The study, conducted by researchers in Canada, included data on more than 7.5 million babies born in the United States from 2016 to 2017, of whom 93,469 were born through medically assisted reproduction. The researchers examined data from birth and death certificates obtained from the National Center for Health Statistics, and took a closer look at the outcome of neonatal death, defined as death within an infant’s first 28 days.

The data showed that newborns of black mothers versus whites who conceived alone had a twofold higher neonatal mortality rate. These rates were four times higher in infants of black mothers versus white mothers who used an assisted reproductive technology, such as IVF.

Racial differences were also significantly greater between Asian, Pacific Islander and Hispanic women, each of whom had a 1.9-fold higher neonatal death rate when assisted reproductive technology was used. During spontaneous pregnancy, the infant mortality rate in Asia Pacific is reduced by 10% compared to white women.

“I was really surprised, frankly,” Lisonkova said of the overall results. “The relative risks are too high.”

However, she doesn’t want the study to discourage black, Latino, Asian, and Pacific Islander people from pursuing assisted reproduction. She advises people to make a birth plan and to consult and follow-up with their doctors.

“Don’t hesitate if you feel uncomfortable, or if you feel like something isn’t going well, see your doctor,” she said.

Lisonkova also recommends that health care providers keep a good watch on babies and their health after birth. She said providers have a responsibility to listen to women and provide more access to newborn care.
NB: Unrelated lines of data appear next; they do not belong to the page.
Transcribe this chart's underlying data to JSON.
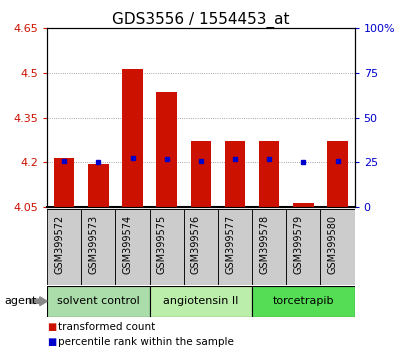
{
  "title": "GDS3556 / 1554453_at",
  "categories": [
    "GSM399572",
    "GSM399573",
    "GSM399574",
    "GSM399575",
    "GSM399576",
    "GSM399577",
    "GSM399578",
    "GSM399579",
    "GSM399580"
  ],
  "bar_bottom": 4.05,
  "bar_tops": [
    4.215,
    4.193,
    4.515,
    4.435,
    4.272,
    4.272,
    4.272,
    4.065,
    4.272
  ],
  "blue_dots": [
    4.205,
    4.202,
    4.216,
    4.21,
    4.205,
    4.21,
    4.21,
    4.2,
    4.205
  ],
  "ylim": [
    4.05,
    4.65
  ],
  "yticks_left": [
    4.05,
    4.2,
    4.35,
    4.5,
    4.65
  ],
  "yticks_right_vals": [
    0,
    25,
    50,
    75,
    100
  ],
  "yticks_right_labels": [
    "0",
    "25",
    "50",
    "75",
    "100%"
  ],
  "bar_color": "#cc1100",
  "dot_color": "#0000cc",
  "grid_color": "#888888",
  "agent_groups": [
    {
      "label": "solvent control",
      "indices": [
        0,
        1,
        2
      ],
      "color": "#aaddaa"
    },
    {
      "label": "angiotensin II",
      "indices": [
        3,
        4,
        5
      ],
      "color": "#bbeeaa"
    },
    {
      "label": "torcetrapib",
      "indices": [
        6,
        7,
        8
      ],
      "color": "#55dd55"
    }
  ],
  "agent_label": "agent",
  "legend_items": [
    {
      "label": "transformed count",
      "color": "#cc1100"
    },
    {
      "label": "percentile rank within the sample",
      "color": "#0000cc"
    }
  ],
  "title_fontsize": 11,
  "axis_label_color_left": "#cc1100",
  "axis_label_color_right": "#0000cc",
  "tick_label_fontsize": 8,
  "bar_width": 0.6,
  "xtick_bg_color": "#cccccc",
  "xtick_fontsize": 7
}
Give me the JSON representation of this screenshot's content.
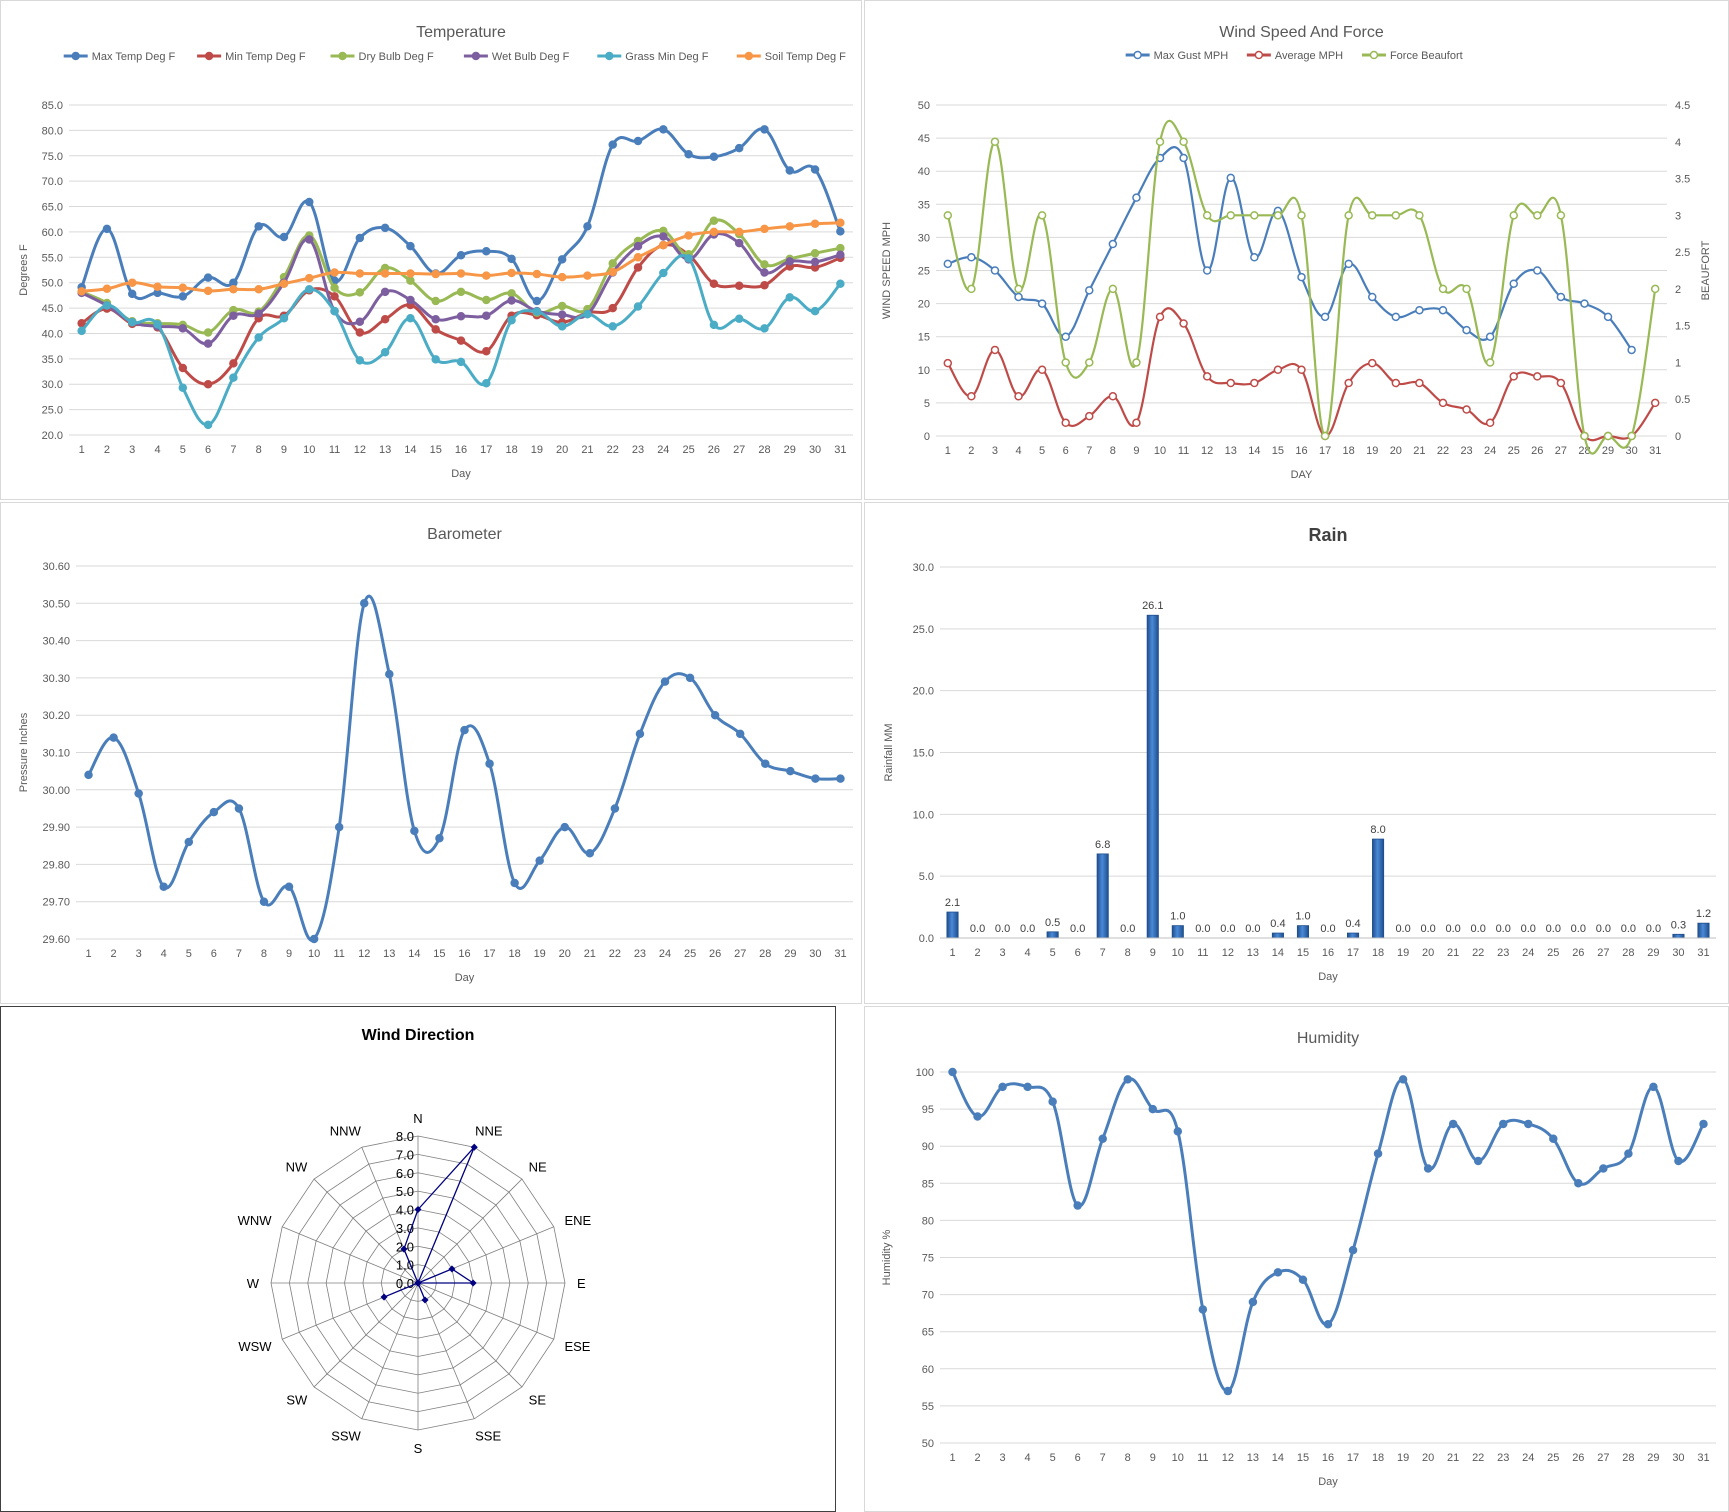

“This study should send shock waves through fertility centers, obstetrics and gynecology clinics, and high-risk maternity clinics everywhere,” Dr. Amy Ivazade, a San Francisco-based reproductive endocrinologist who was not involved in the new study, said in an email. to CNN.

“Anyone using medically assisted reproduction to conceive should be categorized as a high-risk pregnancy and have additional monitoring during and especially after pregnancy. I wrote that the complications this study describes are simply unacceptable and interventions should be instituted even before treatment begins.” This study tells me that our work is not done distance. We need to work even harder to improve maternal and newborn outcomes, and even more disturbing is this trend we’re observing in women of color seeking fertility treatment.”

Similar racial differences emerged between mothers as well. according to US Centers for Disease Control and Prevention. Multiple factors contribute to disparities in maternal mortality, such as differences in access to quality health care, underlying chronic conditions, structural racism and implicit bias.

In 2020, a Report from the Center for Disease Control It found that infant mortality rates declined in the United States between 2000 and 2017, but that black children are still as much at risk of dying as white children.

Lysonkova said she hopes to move forward with expanding the research beyond the birth of one child to examine outcomes between twins, a common finding for assisted reproduction.